The City of Birmingham Symphony Orchestra performed at the National Center for the Performing Arts in Beijing on Jan 5 under the baton of conductor Vassily Sinaisky. [Photo provided to China Daily]

The City of Birmingham Symphony Orchestra has just concluded its first tour in China, from late December in Guangzhou, Changsha, Shanghai to Beijing on Jan 5. The orchestra, which is composed of around 85musicians, performed Elgar’s Enigma Variations as well as music of Tchaikovsky, Pablo de Sarasate and Dvorak under the baton of conductor Vassily Sinaisky.

“I have performed in China with London Philharmonic Orchestra and Moscow Philharmonic Orchestra many years ago. I am surprised to see that there are many young people come to our concerts during the tour,” says the conductor, who has been with CBSO for nearly 20 years. “We see lots of children come to our concerts.

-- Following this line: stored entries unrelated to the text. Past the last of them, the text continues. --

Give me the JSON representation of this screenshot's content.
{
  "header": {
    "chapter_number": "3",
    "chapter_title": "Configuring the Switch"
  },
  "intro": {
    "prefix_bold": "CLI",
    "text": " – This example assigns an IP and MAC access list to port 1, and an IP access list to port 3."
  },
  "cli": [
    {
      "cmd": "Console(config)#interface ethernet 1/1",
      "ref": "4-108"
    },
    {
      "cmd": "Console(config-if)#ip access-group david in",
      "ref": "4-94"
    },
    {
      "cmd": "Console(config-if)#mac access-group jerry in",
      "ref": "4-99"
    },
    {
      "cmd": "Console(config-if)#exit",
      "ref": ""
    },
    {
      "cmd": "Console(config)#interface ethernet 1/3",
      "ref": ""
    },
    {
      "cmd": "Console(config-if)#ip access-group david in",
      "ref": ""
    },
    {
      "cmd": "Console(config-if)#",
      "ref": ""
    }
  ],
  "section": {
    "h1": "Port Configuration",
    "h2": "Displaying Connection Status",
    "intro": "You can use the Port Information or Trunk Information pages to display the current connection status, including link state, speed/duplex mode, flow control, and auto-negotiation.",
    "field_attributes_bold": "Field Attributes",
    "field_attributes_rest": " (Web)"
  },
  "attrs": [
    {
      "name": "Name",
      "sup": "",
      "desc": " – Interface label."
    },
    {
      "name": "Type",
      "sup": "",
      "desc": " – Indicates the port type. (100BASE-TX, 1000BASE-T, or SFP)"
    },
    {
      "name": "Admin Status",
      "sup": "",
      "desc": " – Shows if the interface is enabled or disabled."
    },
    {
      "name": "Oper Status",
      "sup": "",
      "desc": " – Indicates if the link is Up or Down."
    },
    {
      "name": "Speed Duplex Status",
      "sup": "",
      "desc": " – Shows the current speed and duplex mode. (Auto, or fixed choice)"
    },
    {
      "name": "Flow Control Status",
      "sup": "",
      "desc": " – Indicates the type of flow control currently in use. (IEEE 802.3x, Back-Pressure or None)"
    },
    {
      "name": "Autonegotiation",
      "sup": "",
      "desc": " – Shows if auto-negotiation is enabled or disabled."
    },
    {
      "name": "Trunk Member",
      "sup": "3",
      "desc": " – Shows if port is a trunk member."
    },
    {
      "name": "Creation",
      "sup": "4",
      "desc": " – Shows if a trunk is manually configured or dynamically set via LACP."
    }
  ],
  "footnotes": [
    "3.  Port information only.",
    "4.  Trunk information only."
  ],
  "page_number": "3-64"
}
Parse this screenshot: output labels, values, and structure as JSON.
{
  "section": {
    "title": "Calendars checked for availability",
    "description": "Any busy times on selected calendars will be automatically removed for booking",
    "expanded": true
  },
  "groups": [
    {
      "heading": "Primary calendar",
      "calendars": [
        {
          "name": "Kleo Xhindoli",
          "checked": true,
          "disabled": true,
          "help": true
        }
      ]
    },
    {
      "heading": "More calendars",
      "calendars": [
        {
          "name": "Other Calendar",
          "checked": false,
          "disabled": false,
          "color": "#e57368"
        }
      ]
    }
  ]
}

Their parents want their children to get classical music knowledge, not just for education but also for moral sense, which is very good for the future.”

Based at Birmingham’s Symphony Hall, CBSO, which was founded by Birmingham’s civic leaders as away of restoring the city’s confidence immediately after the World War I, gave its first symphonic concert in 1920 and performs more than 100 concerts each year in Birmingham, around the UK and overseas.

“CBSO also manages three symphonic choruses, a community choir, a youth orchestra, and a music teaching program every year.We would love to bring our music teaching program to China in the future. It’s vital to train the next generation musicians,” says Stephen Maddock, chief executive of CBSO, who has been with the orchestra for 18 years.

As the sponsor of CBSO’s tour of China, the University of Birmingham, according to its vice-chancellor, Sir David Eastwood, also has a strong musical connection with China. The first original Chinese violin composition, titled Difficult Road (Xing Lu Nan), was composed in 1919 by the university’s famous geology alumnus Li Siguang (1889-1971).

The university’s relationship with China dates back to the foundation of the university. The first Chinese student joined the university in 1907 and there are now more than 14,000 Chinese alumni.